Die Frage, die weit über dieses Buch hinausgeht: Müssen sich jetzt andere Verlage um ihre "problematischen" Ausgaben sorgen? Was ist mit Robert Levines "Die große Verführung" oder Doris Langley Moores "Spielregeln für die Frau von Welt" (von 1928)? Nicht auszudenken, wenn die mit jakobinischem Furor ausgestatteten Nichtleserinnen sich in Zukunft noch um literarische Werke "kümmern" würden. Giacomo Casanovas Verführungsberichte etwa. Vielleicht D. H. Lawrence "Lady Chatterley"? Oder die Aufzeichnungen eines Marquis de Sade. Georges Batailles Romane, Vladimir Nabokovs "Lolita" oder "50 Shades of Grey" – alles publikationsunwert, büchregelverbannungsnotwendig?

Letzteres Werk findet sich tatsächlich in der Spitzengruppe derjenigen Bücher, die man beispielsweise aus Bibliotheken oder Schulen versucht hat, zu entfernen, wie man auf der Liste der "banned books" der Dekade 2010-2019 sehen kann. Die Liste macht auch vor Literaturnobelpreisträgern oder Klassikern nicht halt. Irgendwas ist ja immer und irgendwas wird immer bleiben; das Stigma "umstritten" ist fast immer sicher. Den Empörungswilligen steht also ein umfangreiches Potential für erneute Initiativen bereit. Wenn dies zu kompliziert ist, bleibt immer noch die Bibel. Oder der Koran?

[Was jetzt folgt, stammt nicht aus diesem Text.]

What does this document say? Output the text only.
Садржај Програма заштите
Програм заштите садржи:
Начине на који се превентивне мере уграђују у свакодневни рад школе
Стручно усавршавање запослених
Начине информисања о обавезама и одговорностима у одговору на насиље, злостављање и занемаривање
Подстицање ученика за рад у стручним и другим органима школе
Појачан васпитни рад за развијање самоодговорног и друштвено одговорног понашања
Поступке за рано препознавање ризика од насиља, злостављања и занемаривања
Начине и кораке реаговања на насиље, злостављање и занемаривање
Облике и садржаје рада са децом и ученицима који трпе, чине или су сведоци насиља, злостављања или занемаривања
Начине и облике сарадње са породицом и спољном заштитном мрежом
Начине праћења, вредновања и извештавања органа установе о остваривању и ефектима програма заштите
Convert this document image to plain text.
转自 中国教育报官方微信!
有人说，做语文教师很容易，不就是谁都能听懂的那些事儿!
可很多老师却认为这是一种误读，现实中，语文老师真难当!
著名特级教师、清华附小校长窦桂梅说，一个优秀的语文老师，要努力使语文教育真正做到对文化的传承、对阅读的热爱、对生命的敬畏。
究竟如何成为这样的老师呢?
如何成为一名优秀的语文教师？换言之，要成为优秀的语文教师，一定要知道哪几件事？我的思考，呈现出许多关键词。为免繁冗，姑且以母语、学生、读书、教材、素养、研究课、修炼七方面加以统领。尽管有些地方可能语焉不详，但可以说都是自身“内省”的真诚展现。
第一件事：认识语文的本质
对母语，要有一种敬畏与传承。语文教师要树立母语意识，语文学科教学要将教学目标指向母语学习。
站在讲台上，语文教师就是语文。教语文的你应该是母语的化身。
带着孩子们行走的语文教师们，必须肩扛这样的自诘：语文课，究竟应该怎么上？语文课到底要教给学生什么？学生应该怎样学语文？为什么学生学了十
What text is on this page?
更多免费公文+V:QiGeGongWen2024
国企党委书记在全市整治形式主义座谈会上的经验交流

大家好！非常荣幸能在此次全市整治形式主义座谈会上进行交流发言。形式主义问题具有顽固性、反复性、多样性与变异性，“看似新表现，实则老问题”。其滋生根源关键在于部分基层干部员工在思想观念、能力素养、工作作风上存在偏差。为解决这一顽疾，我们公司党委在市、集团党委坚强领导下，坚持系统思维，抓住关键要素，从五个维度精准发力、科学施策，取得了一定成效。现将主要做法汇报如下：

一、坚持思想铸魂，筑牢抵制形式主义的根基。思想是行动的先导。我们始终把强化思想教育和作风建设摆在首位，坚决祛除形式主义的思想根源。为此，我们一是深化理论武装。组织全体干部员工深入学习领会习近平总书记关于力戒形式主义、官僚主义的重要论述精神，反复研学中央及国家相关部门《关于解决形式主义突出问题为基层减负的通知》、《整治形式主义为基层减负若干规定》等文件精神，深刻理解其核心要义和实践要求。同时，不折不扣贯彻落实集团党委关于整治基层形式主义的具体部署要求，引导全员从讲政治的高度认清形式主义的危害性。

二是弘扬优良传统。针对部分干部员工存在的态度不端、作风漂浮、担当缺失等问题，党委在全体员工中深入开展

Die Forderung eines betreuten Lesens, mit dem Leser und Leserinnen die "richtige" Denkweise durch entsprechende Kommentare, pardon: Einordnungen vorgegeben werden sollen, erfreut sich in letzter Zeit immer größerer Beliebtheit. Der Neigung, sperrige oder missliebige Texte durch vorauseilenden Paternalismus dem dummen Rezipienten erklären zu wollen, nimmt zu. Natürlich vor allem, weil dies mit Distinktionsgewinnen für die (Welt-)Erklärer verbunden ist.

Und vielleicht sollte man den Vorschlag noch um die Forderung nach einem Selbstbezichtigungsnachwort des Autors, der Autorin, erweitern: In Büßergewand und mit einem Schild vor der Brust wird bekannt, gefehlt zu haben. Es gibt sicherlich noch einige Anleitungen hierzu aus den Zeiten der chinesischen Kulturrevolution.

*   *   *

Ich habe das Buch von Greene auch nicht gelesen. Und ja, womöglich ist es tatsächlich nicht besonders schlimm, wenn ein Verführungsratgeber nicht mehr neu aufgelegt wird. Aber diese Entscheidung darf man nicht aufgrund einer diffusen Empfindung von 112 Menschen treffen, die das Buch nicht gelesen haben. Wer vor diesem Befindlichkeitsmob einknickt, wer Angst hat vor Scheißhausstürmen im Internet, verletzt sein verlegerisches Ethos. Und eine Literaturkritik, die devotes Verständnis dafür äußert, ohne sich ausgiebig mit der Materie beschäftigt zu haben, liefert keinen Ausweis von Professionalität.